Comer emocionalmente, es el uso de los alimentos como forma de afrontar las emociones en lugar de ponerle un alto o calmar el hambre, lo que genera obesidad. Ante esta problemática social, la psicoterapeuta Sandra Gussinyé Canabal durante una visita a la Universidad Iberoamericana de la Ciudad de México, expresó que los ciudadanos también comen debido a al medio.

Tal y como lo comunicó el periódico Excélsior, la raíz psicológica nos lleva a engordar. Existen ciertos problemas con los que se puede sobrevivir, pero también es cierto que si las personas viven en tensión demasiado tiempo su cuerpo y su estado emocional no lo soporta, “y lo que hacemos es negar el problema; pero comemos para calmar esa ansiedad”, aseguró Canabal.

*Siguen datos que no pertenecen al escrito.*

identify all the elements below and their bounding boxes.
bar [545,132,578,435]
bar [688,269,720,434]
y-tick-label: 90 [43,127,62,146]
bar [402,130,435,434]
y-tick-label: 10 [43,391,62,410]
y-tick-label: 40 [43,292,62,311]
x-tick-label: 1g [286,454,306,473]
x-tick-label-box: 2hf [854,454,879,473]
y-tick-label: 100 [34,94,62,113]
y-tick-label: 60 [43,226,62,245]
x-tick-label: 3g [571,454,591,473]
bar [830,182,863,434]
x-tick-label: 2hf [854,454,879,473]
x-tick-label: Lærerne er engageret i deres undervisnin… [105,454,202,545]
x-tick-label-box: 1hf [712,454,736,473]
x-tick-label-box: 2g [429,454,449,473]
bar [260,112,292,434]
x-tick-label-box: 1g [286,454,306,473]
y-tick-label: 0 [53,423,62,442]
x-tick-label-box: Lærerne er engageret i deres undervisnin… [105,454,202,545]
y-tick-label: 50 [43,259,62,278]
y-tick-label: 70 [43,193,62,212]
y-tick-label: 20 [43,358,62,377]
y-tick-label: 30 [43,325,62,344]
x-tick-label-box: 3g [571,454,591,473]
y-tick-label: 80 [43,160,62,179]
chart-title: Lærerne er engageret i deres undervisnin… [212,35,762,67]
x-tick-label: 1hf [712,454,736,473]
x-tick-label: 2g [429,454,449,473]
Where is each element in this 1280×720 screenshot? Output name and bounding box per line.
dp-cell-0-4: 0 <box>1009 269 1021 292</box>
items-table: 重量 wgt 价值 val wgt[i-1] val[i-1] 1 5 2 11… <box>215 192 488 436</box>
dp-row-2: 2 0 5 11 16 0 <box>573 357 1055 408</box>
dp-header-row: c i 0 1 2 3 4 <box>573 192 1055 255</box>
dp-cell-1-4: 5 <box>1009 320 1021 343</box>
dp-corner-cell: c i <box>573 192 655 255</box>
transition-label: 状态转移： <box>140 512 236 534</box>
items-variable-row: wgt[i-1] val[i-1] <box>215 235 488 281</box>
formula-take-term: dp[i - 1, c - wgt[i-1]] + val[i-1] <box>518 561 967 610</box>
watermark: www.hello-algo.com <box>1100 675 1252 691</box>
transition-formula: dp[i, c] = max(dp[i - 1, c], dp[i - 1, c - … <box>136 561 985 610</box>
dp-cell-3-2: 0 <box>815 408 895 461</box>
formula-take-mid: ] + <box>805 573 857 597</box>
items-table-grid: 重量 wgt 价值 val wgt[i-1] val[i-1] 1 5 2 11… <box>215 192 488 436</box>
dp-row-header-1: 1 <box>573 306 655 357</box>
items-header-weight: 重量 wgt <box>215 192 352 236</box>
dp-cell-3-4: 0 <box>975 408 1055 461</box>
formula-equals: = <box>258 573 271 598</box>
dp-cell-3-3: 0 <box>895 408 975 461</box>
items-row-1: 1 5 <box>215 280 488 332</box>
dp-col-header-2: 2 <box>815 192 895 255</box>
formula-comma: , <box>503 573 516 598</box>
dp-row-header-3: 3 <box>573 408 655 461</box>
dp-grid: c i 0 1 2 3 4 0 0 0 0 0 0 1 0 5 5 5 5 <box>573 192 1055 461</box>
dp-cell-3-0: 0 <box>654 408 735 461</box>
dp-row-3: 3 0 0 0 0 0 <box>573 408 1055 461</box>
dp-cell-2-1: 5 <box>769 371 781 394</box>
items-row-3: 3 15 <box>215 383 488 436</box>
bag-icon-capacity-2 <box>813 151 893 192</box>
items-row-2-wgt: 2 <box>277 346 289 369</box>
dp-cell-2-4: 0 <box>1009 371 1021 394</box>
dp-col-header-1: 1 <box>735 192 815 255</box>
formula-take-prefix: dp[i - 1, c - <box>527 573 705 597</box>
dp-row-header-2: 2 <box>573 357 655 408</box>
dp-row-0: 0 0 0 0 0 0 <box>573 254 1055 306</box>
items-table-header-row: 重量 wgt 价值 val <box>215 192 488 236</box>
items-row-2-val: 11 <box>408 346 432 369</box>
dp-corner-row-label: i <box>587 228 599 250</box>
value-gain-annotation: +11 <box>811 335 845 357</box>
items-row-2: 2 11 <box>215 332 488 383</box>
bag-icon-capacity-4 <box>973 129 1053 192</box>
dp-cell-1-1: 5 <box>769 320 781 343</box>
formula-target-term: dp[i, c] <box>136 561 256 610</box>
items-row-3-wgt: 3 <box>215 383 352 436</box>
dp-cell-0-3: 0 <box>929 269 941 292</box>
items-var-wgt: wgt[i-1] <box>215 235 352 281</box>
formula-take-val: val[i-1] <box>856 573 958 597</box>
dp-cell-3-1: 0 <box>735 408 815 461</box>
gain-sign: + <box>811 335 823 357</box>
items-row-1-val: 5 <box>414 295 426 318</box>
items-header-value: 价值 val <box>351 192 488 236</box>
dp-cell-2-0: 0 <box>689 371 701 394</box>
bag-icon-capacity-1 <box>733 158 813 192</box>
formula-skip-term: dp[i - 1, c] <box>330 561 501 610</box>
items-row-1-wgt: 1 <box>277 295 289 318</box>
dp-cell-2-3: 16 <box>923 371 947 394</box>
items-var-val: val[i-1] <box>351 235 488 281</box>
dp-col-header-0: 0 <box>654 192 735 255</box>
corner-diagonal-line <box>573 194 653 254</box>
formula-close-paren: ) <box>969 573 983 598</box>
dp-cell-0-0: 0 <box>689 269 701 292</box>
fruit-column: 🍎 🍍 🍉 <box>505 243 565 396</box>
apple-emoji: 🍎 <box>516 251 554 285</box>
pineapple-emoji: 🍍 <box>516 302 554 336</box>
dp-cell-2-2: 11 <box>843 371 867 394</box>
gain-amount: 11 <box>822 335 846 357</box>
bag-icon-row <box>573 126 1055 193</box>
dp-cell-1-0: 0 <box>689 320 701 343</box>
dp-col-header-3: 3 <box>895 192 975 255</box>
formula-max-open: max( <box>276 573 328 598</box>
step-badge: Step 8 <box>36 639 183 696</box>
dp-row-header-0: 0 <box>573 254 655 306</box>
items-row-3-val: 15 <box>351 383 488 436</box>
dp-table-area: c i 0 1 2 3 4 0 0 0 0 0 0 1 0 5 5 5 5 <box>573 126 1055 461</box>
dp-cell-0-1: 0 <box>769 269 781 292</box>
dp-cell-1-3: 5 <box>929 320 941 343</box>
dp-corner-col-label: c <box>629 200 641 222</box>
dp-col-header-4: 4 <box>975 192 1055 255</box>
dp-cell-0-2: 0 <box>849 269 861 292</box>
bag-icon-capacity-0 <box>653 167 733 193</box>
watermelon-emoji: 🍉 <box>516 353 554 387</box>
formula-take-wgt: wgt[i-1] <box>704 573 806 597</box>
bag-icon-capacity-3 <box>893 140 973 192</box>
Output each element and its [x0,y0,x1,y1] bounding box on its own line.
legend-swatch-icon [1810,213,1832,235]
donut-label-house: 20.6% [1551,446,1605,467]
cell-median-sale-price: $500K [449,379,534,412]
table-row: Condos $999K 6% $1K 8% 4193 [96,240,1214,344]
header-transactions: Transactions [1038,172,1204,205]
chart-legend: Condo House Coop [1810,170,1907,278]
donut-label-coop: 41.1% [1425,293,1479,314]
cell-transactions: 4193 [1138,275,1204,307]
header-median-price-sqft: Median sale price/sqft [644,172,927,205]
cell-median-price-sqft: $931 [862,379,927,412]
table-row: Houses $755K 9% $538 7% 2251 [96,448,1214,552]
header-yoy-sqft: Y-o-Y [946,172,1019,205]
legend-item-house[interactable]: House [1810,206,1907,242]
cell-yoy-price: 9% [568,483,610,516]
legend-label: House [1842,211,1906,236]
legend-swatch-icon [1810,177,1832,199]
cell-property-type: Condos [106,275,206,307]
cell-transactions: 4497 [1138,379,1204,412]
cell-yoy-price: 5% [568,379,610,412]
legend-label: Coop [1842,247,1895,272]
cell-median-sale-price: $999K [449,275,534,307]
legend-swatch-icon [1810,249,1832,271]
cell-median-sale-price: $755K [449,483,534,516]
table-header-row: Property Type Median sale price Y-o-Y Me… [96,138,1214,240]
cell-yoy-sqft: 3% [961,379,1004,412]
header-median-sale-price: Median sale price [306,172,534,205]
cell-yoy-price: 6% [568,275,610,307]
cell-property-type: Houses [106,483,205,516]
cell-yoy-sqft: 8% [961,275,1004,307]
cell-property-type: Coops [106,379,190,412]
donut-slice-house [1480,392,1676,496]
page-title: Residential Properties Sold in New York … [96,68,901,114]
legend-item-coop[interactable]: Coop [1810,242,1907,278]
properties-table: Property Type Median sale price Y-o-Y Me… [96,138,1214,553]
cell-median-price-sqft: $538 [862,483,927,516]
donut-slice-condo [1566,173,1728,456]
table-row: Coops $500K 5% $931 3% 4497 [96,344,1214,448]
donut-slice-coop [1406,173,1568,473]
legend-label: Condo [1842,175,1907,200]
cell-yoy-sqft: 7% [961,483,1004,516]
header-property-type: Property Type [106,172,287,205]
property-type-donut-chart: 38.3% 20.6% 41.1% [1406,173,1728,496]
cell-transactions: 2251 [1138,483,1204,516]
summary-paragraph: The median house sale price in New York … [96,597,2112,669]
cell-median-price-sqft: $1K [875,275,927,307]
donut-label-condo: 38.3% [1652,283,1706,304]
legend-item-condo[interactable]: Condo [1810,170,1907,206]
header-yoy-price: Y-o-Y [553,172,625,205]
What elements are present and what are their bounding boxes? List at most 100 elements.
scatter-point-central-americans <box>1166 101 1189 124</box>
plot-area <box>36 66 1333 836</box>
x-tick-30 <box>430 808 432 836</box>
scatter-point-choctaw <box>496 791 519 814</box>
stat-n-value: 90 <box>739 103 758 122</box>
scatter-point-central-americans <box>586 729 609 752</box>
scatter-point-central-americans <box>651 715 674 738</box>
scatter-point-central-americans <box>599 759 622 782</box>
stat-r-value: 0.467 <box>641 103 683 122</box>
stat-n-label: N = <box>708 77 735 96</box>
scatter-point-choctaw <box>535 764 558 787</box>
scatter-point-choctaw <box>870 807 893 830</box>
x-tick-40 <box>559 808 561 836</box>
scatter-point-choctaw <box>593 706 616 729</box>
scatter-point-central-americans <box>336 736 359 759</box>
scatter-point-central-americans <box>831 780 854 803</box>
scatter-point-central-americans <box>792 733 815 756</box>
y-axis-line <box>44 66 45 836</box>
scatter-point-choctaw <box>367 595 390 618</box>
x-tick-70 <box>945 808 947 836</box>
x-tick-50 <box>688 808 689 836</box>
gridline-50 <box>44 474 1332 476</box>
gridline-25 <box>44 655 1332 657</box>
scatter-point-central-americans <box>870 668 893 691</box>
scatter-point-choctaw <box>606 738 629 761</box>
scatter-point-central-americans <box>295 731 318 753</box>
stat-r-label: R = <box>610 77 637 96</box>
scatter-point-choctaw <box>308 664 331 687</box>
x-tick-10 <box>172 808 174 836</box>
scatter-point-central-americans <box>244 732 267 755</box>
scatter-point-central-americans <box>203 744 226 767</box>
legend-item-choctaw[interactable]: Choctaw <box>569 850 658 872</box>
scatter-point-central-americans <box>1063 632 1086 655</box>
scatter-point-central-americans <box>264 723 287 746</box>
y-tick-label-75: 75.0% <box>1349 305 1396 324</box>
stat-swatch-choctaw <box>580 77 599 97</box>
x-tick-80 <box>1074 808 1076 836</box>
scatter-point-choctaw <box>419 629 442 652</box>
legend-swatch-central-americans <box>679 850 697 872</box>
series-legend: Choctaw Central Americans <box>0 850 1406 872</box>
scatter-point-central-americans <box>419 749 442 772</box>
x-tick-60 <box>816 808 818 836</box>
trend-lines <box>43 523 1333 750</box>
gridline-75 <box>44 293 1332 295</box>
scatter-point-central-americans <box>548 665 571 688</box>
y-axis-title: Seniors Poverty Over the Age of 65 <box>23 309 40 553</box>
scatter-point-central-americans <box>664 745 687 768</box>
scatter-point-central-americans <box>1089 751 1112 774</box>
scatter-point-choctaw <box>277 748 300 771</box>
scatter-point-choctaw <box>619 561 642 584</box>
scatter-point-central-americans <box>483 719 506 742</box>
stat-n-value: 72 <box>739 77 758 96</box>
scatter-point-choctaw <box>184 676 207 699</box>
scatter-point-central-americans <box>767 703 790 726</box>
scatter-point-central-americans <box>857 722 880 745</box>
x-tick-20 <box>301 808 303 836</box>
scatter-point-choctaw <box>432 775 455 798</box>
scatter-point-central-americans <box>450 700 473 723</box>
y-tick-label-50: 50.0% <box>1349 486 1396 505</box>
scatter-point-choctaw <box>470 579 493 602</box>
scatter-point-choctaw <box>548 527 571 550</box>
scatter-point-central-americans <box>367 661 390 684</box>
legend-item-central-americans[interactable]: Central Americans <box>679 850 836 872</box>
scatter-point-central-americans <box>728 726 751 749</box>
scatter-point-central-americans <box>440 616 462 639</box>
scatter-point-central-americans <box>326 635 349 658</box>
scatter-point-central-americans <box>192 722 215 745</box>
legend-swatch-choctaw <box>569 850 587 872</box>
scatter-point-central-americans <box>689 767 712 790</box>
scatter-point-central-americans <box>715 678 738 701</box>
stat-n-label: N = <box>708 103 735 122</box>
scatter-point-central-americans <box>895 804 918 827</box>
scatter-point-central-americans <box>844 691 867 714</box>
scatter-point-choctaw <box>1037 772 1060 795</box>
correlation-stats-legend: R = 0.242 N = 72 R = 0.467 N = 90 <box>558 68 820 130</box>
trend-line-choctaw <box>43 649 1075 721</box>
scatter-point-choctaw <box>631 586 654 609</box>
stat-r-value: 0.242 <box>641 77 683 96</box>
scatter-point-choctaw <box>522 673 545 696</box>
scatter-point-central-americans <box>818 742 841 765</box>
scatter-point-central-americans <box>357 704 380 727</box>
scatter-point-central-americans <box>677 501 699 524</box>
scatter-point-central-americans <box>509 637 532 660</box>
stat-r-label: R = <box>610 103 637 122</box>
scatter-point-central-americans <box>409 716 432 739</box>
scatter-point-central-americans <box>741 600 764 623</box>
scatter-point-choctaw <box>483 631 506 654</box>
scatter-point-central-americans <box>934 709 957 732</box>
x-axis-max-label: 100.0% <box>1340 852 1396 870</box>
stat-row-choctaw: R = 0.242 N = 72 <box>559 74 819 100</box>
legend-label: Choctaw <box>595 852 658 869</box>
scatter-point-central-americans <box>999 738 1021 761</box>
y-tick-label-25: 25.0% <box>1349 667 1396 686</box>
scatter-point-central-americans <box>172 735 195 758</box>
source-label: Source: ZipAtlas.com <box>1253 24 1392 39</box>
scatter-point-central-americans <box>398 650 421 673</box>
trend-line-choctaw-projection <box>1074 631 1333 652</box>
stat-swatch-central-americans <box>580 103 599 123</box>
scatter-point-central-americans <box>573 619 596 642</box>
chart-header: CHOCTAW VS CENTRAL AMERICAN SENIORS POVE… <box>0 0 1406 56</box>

La obesidad y el sentimiento de culpa
La especialista detalló durante su que científicamente está demostrado que al comer se liberan dopaminas que producen una sensación de calma ante las emociones negativas, pero ésta es temporal, pues el problema sigue siendo el mismo con el añadido de haber comido de más, lo que puede provocar sentimientos de culpa.

La doctora Gussinyé explicó que sufrir de ansiedad y comer para encontrar calma cuando no se sabe cómo gestionar una preocupación o crisis se denomina ‘hambre emocional’, como la de vivir en un lugar inseguro.